A psychiatrist might have summed up that moment to say it wasn’t the physical weight I was carrying, but what that weight represented that was really upsetting me. The loss of control from the environment, the pressures of the road trip, the competitiveness from Blonde and of course the continued symptoms of grief. But I’m not a psychiatrist so in that moment, I blamed pizza and my own lack of will power.
I was trying so hard to keep everything afloat ‘don’t speak up, don’t press your point, stop getting frustrated, if you say what’s upsetting you, you’ll sound petty and like a loser and people won’t like you. No, best to keep your mouth shut, don’t say anything, swallow it down, that always works, try harder, be nicer, box it away!’. I’d been hoping the road trip would tie those last few strands of grief back together, ‘surely I should be all fixed and sparkly by now? Why wasn’t I sparkly?!’
I was suppose to be having the time of my life. I was suppose to be ‘wooing’ along to The Who with my head out the window and tongue flagging (I might be slightly confused with how a dog enjoys a road trip but you see where I’m going with this). Blonde and I were suppose to be braiding each others hair and doing cartwheels in bikini’s on the beach. Alaska and I were suppose to be snuggling under camp-fires and making promises we’d keep into our 90’s. The scales were suppose to be going down not weighing the gravity in my head. I was suppose to be… I was suppose to!
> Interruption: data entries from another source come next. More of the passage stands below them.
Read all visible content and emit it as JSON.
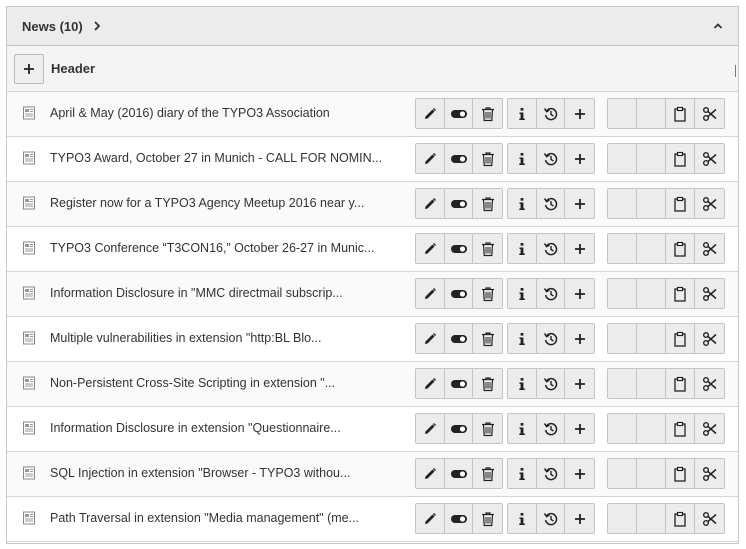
{
  "panel": {
    "title": "News (10)"
  },
  "header": {
    "label": "Header"
  },
  "rows": [
    {
      "title": "April & May (2016) diary of the TYPO3 Association"
    },
    {
      "title": "TYPO3 Award, October 27 in Munich - CALL FOR NOMIN..."
    },
    {
      "title": "Register now for a TYPO3 Agency Meetup 2016 near y..."
    },
    {
      "title": "TYPO3 Conference “T3CON16,” October 26-27 in Munic..."
    },
    {
      "title": "Information Disclosure in \"MMC directmail subscrip..."
    },
    {
      "title": "Multiple vulnerabilities in extension \"http:BL Blo..."
    },
    {
      "title": "Non-Persistent Cross-Site Scripting in extension \"..."
    },
    {
      "title": "Information Disclosure in extension \"Questionnaire..."
    },
    {
      "title": "SQL Injection in extension \"Browser - TYPO3 withou..."
    },
    {
      "title": "Path Traversal in extension \"Media management\" (me..."
    }
  ]
}
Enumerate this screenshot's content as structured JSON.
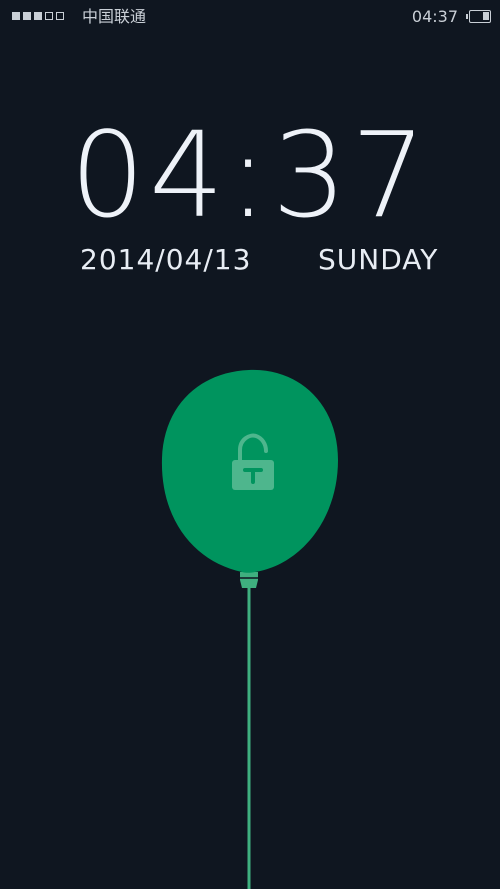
{
  "status_bar": {
    "signal_bars_filled": 3,
    "signal_bars_total": 5,
    "carrier": "中国联通",
    "time": "04:37",
    "battery_level": 0.35
  },
  "lock_screen": {
    "time": "04:37",
    "date": "2014/04/13",
    "weekday": "SUNDAY"
  },
  "unlock_balloon": {
    "icon": "unlock-padlock-icon",
    "color": "#00945e",
    "string_color": "#3fb07f"
  },
  "colors": {
    "background": "#0f1620",
    "text": "#e8edf4"
  }
}
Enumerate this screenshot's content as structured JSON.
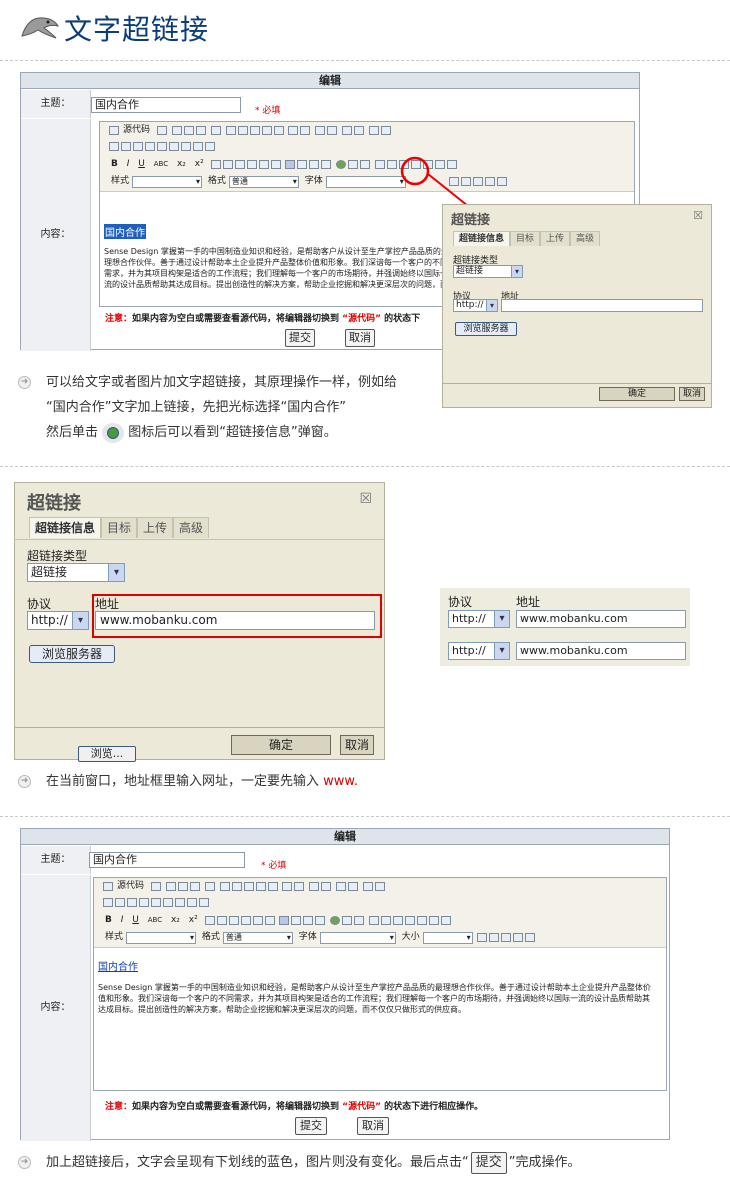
{
  "page": {
    "title": "文字超链接"
  },
  "editor_labels": {
    "panel_title": "编辑",
    "subject_label": "主题：",
    "content_label": "内容："
  },
  "editor": {
    "subject_value": "国内合作",
    "required": "* 必填",
    "toolbar_source": "源代码",
    "toolbar_bold": "B",
    "toolbar_italic": "I",
    "toolbar_underline": "U",
    "toolbar_abc": "ABC",
    "toolbar_sub": "x₂",
    "toolbar_sup": "x²",
    "style_label": "样式",
    "format_label": "格式",
    "format_value": "普通",
    "font_label": "字体",
    "size_label": "大小",
    "link_text": "国内合作",
    "body_text": "Sense Design 掌握第一手的中国制造业知识和经验，是帮助客户从设计至生产掌控产品品质的最理想合作伙伴。善于通过设计帮助本土企业提升产品整体价值和形象。我们深谙每一个客户的不同需求，并为其项目构架是适合的工作流程；我们理解每一个客户的市场期待，并强调始终以国际一流的设计品质帮助其达成目标。提出创造性的解决方案，帮助企业挖掘和解决更深层次的问题，而不仅仅只做形式的供应商。",
    "body_text_short": "Sense Design 掌握第一手的中国制造业知识和经验，是帮助客户从设计至生产掌控产品品质的最理想合作伙伴。善于通过设计帮助本土企业提升产品整体价值和形象。我们深谙每一个客户的不同需求，并为其项目构架是适合的工作流程；我们理解每一个客户的市场期待，并强调始终以国际一流的设计品质帮助其达成目标。提出创造性的解决方案，帮助企业挖掘和解决更深层次的问题，而不仅仅只做形式的供应商。",
    "note_prefix": "注意：",
    "note_main": "如果内容为空白或需要查看源代码，将编辑器切换到",
    "note_source": "“源代码”",
    "note_suffix": "的状态下进行相应操作。",
    "note_suffix_short": "的状态下",
    "submit": "提交",
    "cancel": "取消"
  },
  "dialog": {
    "title": "超链接",
    "tabs": [
      "超链接信息",
      "目标",
      "上传",
      "高级"
    ],
    "type_label": "超链接类型",
    "type_value": "超链接",
    "protocol_label": "协议",
    "protocol_value": "http://",
    "url_label": "地址",
    "url_value": "www.mobanku.com",
    "browse": "浏览服务器",
    "browse2": "浏览...",
    "ok": "确定",
    "cancel": "取消"
  },
  "steps": {
    "step1_line1": "可以给文字或者图片加文字超链接，其原理操作一样，例如给",
    "step1_line2": "“国内合作”文字加上链接，先把光标选择“国内合作”",
    "step1_line3a": "然后单击",
    "step1_line3b": "图标后可以看到“超链接信息”弹窗。",
    "step2_a": "在当前窗口，地址框里输入网址，一定要先输入",
    "step2_b": "www.",
    "step3_a": "加上超链接后，文字会呈现有下划线的蓝色，图片则没有变化。最后点击“",
    "step3_btn": "提交",
    "step3_b": "”完成操作。"
  },
  "colors": {
    "title": "#0b3d7a",
    "accent_red": "#dd0000",
    "link": "#1040b0"
  }
}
“I think I’ll go to the gym today” I announced having returned downstairs. Blonde, who had taken her dry laundry to our room but shown no interest in changing out of my clothes fired off a bunch of questions as to what she ought to do whilst I was at the gym.
Alaska watched me confused, following upstairs as I went to find my trainers. “What’s the matter?” he blasted as soon as we were alone. After a mild internal battle, I confessed “the scales were really high and I feel fat and Blonde is wearing my shorts and I feel really insecure and uncomfortable and sort of just want to cry” internally adding ‘and I really want to call my mum and talk about it because I’m scared I’m losing control and don’t want to fall back into the pit of depression and, and, this lack of control is making me irritable and frustrated and I’m worried you’re all going to realise I’m a horrible person and leave me. And I don’t want to be left again’. “Ok, well how about I come to the gym with you?” Alaska responded to only what he heard.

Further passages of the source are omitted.